Di Abdul Rahman al-Rashed. Al-Sharq Al-Awsat (29/07/2012). Traduzione di Cristina Gulfi

La corsa per accaparrarsi il potere nel post-Assad ha subito un’accelerazione da quando i segni della caduta del regime sono evidenti a tutti, perfino agli alleati: l’incontro di Doha, le dichiarazioni di Riyadh, la chiamata da Roma, gli scontri al confine con la Giordania, le minacce di intervento turche oltre ai blocchi politici, militari e rivoluzionari sia dentro che fuori la Siria.

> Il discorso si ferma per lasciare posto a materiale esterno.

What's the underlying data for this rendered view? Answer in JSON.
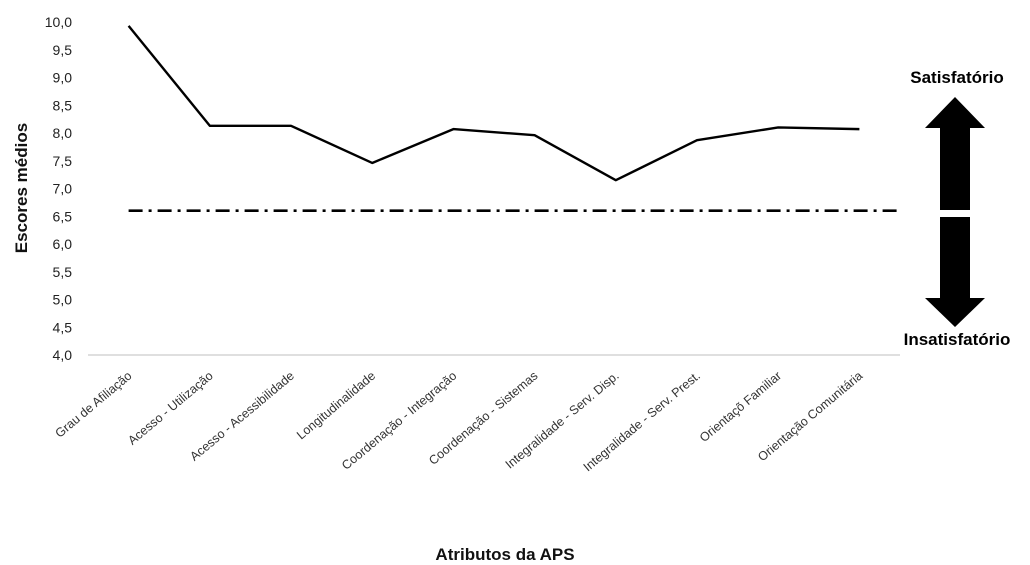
{
  "chart_data": {
    "type": "line",
    "categories": [
      "Grau de Afiliação",
      "Acesso - Utilização",
      "Acesso - Acessibilidade",
      "Longitudinalidade",
      "Coordenação - Integração",
      "Coordenação - Sistemas",
      "Integralidade - Serv. Disp.",
      "Integralidade - Serv. Prest.",
      "Orientaçõ Familiar",
      "Orientação Comunitária"
    ],
    "series": [
      {
        "values": [
          9.93,
          8.13,
          8.13,
          7.46,
          8.07,
          7.96,
          7.15,
          7.87,
          8.1,
          8.07
        ],
        "color": "#000000"
      }
    ],
    "reference_line": {
      "value": 6.6,
      "style": "dash-dot",
      "color": "#000000"
    },
    "ylim": [
      4.0,
      10.0
    ],
    "yticks": [
      "4,0",
      "4,5",
      "5,0",
      "5,5",
      "6,0",
      "6,5",
      "7,0",
      "7,5",
      "8,0",
      "8,5",
      "9,0",
      "9,5",
      "10,0"
    ],
    "xlabel": "Atributos da APS",
    "ylabel": "Escores médios",
    "grid": false,
    "annotations": {
      "upper": "Satisfatório",
      "lower": "Insatisfatório"
    }
  }
}
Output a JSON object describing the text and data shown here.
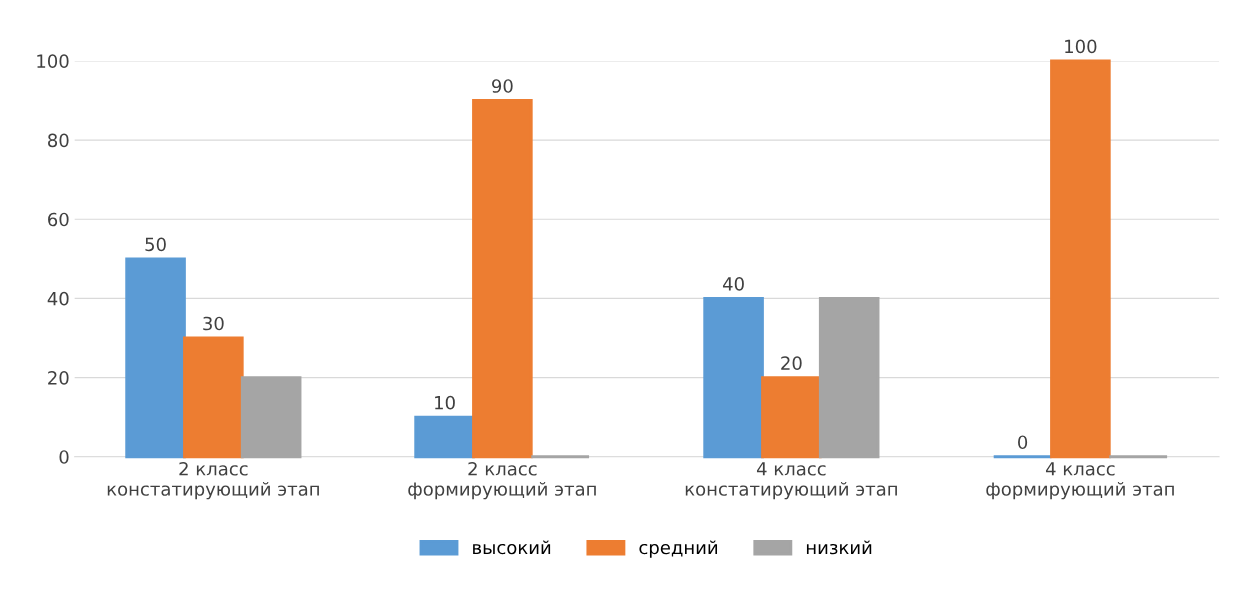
{
  "chart_data": {
    "type": "bar",
    "categories": [
      "2 класс\nконстатирующий этап",
      "2 класс\nформирующий этап",
      "4 класс\nконстатирующий этап",
      "4 класс\nформирующий этап"
    ],
    "series": [
      {
        "name": "высокий",
        "color": "#5b9bd5",
        "values": [
          50,
          10,
          40,
          0
        ],
        "value_labels": [
          "50",
          "10",
          "40",
          "0"
        ]
      },
      {
        "name": "средний",
        "color": "#ed7d31",
        "values": [
          30,
          90,
          20,
          100
        ],
        "value_labels": [
          "30",
          "90",
          "20",
          "100"
        ]
      },
      {
        "name": "низкий",
        "color": "#a5a5a5",
        "values": [
          20,
          0,
          40,
          0
        ]
      }
    ],
    "ylim": [
      0,
      100
    ],
    "yticks": [
      0,
      20,
      40,
      60,
      80,
      100
    ],
    "grid": "y",
    "legend": "bottom"
  }
}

Gli ultimi giorni del regime siriano non saranno facili ma il passaggio di potere sarà ancora più difficile. Tutti ardono dal desiderio di garantire alla Siria un futuro diverso e dire addio a quarant’anni di legge di ferro, salvo forse i “dissidenti siriani” che si sono incontrati a Roma per trovare una soluzione politica alla crisi, gli affiliati del regime e alcune sue figure simbolo che dallo scorso anno si sono alleati con Teheran e Mosca.

Il timore è che questa gara così serrata generi ancora più caos e apra le porte a coloro che intendono sabotare la Siria, con particolare riferimento all’Iran e ai suoi alleati. D’altra parte, le varie fazioni siriane si troveranno strangolate una volta caduto il regime, a meno che confluiscano in un’unica tendenza e accettino il pluralismo. Se negli anni passati il governo siriano non ha permesso di identificare tutte le forze in campo, ciò non vuol dire che non fossero presenti. Anzi, il pluralismo è ben consolidato nel tessuto sociale siriano, in termini di idee, politica e movimenti.

Attualmente, l’arena siriana è al culmine della mobilità: ci sono, infatti, il Consiglio Nazionale, l’Esercito Libero, il Movimento Democratico, i Fratelli Musulmani, il Consiglio Nazionale Curdo, le potenti tribù arabe, i movimenti turkmeni, l’Associazione degli Ulama, la coalizione laico-democratica, le grandi famiglie come al-Shishakli e al-Atassi, oltre ovviamente ai coordinatori e alle varie forze rivoluzionarie.

È presto per definire una mappa politica ma non perché i siriani pensino di unirsi sotto una nuova bandiera e inizino a definire meccanismi di rappresentanza politica e di azione per procedere poi alla formazione di un governo. Nessuno vuole che il regime di Assad cada senza che venga meno anche la formula basata su quel totalitarismo che ha abusato della Siria fin dal colpo di stato baathista del 1963. L’unico modo per evitare un vuoto di potere è un’ampia alleanza, lasciando ai cittadini la possibilità di scegliere in seguito. Non si tratta di un regolamento di conti, ma di un futuro condiviso.